Attack Chain Compositions (10 confirmed chains)
| Chain | Steps | Severity | Targets Confirmed | Difficulty |
|---|
| CORS Phishing | CORS → browser PoC → data exfil | HIGH | 20+ targets | Trivial |
| CORS + User Enum → ATO | CORS → user list → spear-phish → admin hijack | HIGH-CRIT | 5 deep targets | Easy |
| XMLRPC multicall BF | multicall → 1000x brute → WP admin | HIGH | 10+ targets | Easy |
| SSRF → IMDS → AWS creds | pingback → IMDSv1 → IAM role → AWS takeover | CRITICAL | biglots staging, realpro | Medium |
| Open Reg → Upload → RCE | register → wp.uploadFile → webshell → shell_exec | CRITICAL | wines.com | Medium |
| CORS + Plugin CVE → RCE | CORS discover plugin → version detect → CVE exploit | CRITICAL | toolking.com SliderRev | Medium |
| Error Log → Creds → Admin | error_log mine → DB creds → WP admin login | HIGH | wines.com | Medium |
| Staging Takeover | crt.sh subdomain → install.php 200 → site seize | CRITICAL | biglots staging | Medium |
| MySQL Open + CORS | 3306 scan → brute MySQL → dump + API exfil | CRITICAL | patientportal.com | Easy |
| Yoast Sitemap + XMLRPC | author-sitemap.xml → user enum → XMLRPC BF → admin | HIGH | multiple | Medium |
Failed/Saturated Patterns (8 — do NOT invest time on these)

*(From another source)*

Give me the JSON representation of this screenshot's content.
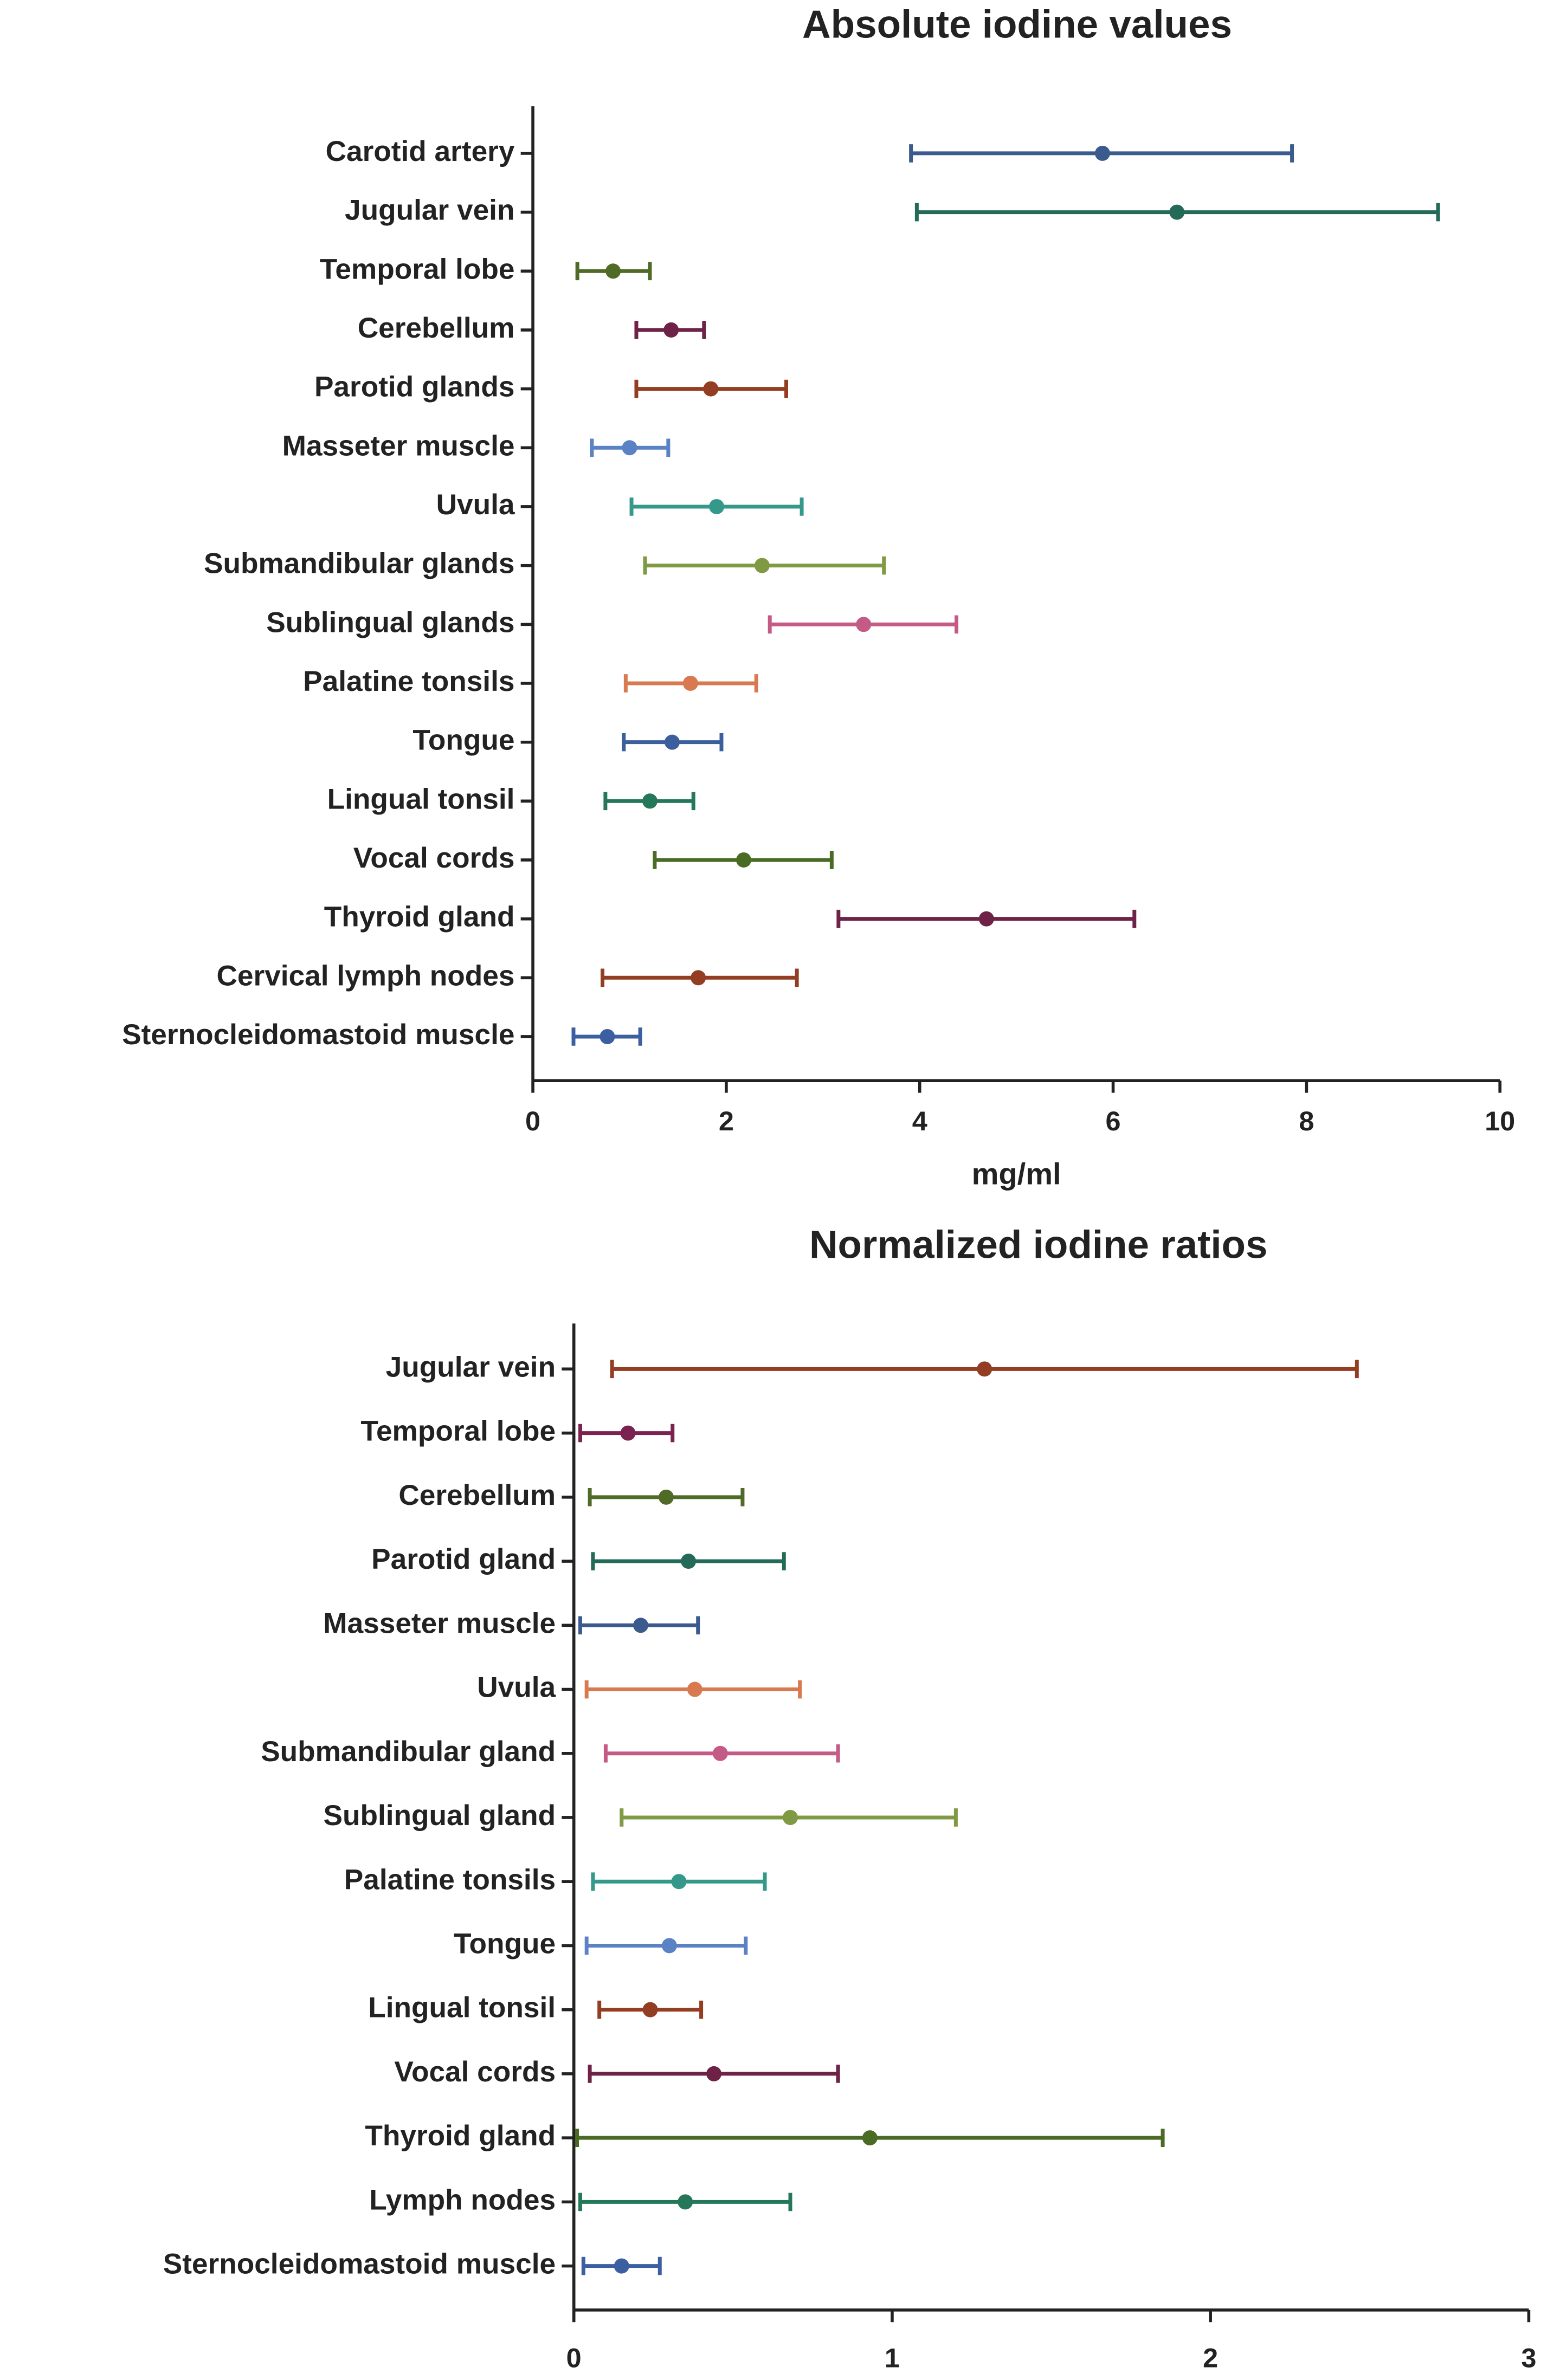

- Default credential testing — WordPress auto-generates random passwords since v5.0. admin:admin doesn't exist.
- .git/HEAD on SPA sites — catch-all routing returns HTML, not git data. Always verify with
.git/config content.
- CORS on non-WordPress sites — ALL non-WP targets tested (Next.js, Shopify, Sitecore, Drupal, static) were CORS-SECURE. Don't waste time.
- SliderRev v1 REST exploitation — v6.x renamed all endpoints. ALL v1 paths returned 404 on toolking.com. Probe both
/sliderrevolution/v1/ AND /revslider/v1/.
- Google API key exploitation — Most JS bundle keys are restricted (all returned
REQUEST_DENIED in Wave7). Only useful for footprinting, not exploitation.
- Gravity Forms unauth access — v2.8+ requires authentication. The days of public
/gf/v2/forms returning entries are over.
- IMDS data via pingback — faultCode 0 confirms reachability but NEVER returns body data. Need OOB callback for proof.
- WP install page on production — This is only found on STAGING environments. Production sites have it blocked or already configured.